As an industry, I think we’ve been talking about personalization for a bit north of ten years now, and there’s been little actual consumer benefit derived from all the efforts put into it. Mostly, it’s still “recommendations” and, “oh, other people like you have bought these things.” I think the ability to use all the data we have of our customer purchase history, demographics and browse behavior still hasn’t been tapped into to create really meaningful experiences—ones that are really personalized not only to the customer’s journey but to any given point in time.

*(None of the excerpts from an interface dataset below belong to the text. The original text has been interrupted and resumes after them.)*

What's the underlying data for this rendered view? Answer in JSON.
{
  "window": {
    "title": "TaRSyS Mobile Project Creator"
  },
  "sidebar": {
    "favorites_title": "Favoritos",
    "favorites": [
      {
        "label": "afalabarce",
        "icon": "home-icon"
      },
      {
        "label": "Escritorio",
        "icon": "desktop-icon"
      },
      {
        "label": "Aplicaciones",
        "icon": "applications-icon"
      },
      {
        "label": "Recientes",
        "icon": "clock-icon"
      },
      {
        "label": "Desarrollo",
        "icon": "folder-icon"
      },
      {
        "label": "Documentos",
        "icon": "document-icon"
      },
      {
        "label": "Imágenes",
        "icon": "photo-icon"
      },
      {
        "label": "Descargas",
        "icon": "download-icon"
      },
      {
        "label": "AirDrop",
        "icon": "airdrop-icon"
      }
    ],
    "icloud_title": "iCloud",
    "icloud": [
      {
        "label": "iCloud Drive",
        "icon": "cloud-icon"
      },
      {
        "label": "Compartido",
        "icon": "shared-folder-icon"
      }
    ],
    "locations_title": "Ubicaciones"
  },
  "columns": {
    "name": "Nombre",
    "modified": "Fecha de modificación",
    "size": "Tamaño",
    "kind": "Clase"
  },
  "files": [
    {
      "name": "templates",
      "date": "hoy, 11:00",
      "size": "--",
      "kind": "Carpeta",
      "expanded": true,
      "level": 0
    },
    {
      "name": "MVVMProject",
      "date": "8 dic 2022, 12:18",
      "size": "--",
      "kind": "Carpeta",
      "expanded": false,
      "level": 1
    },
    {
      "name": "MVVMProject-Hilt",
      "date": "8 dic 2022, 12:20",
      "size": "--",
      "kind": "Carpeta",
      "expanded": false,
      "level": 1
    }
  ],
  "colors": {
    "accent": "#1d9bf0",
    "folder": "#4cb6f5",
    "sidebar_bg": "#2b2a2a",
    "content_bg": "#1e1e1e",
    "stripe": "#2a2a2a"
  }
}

Additionally, I think it’s really critical for companies that aren’t operating at max efficiency—and there really are very few that are—to differentiate at the product level. Companies that are purely in commodities—whether it’s consumer electronics or office products or mass merchants—those companies have to be laser focused on driving cost out of their businesses and creating alternative reasons for customers to come back to their store. On the other hand, you can sidestep a lot of those challenges with the vertical integration of product differentiation, brand building and customer service.
Companies that are purely in commodities have to be laser focused on creating alternative reasons for customers to come back to their store.
I want one-click checkout everywhere. For me, shopping is usually mission-oriented, so convenience and speed is critical. Amazon has set a very high benchmark around the pain points in shopping: payment and delivery. And we’re not just talking next-day/same day delivery, we’re also talking about scheduled delivery and proxy locations, et cetera. I’m certain they’ll continue to push the envelope on that.
There’s going to be a big transition to voice over the next couple of years.
I also think there’s going to be a big transition to voice over the next couple of years. Again, you can see Amazon doing a great job at the forefront there, with Alexa. These “customer operational experiences” are all what I’m looking for in the years ahead, and what I consider critical to the future of retail.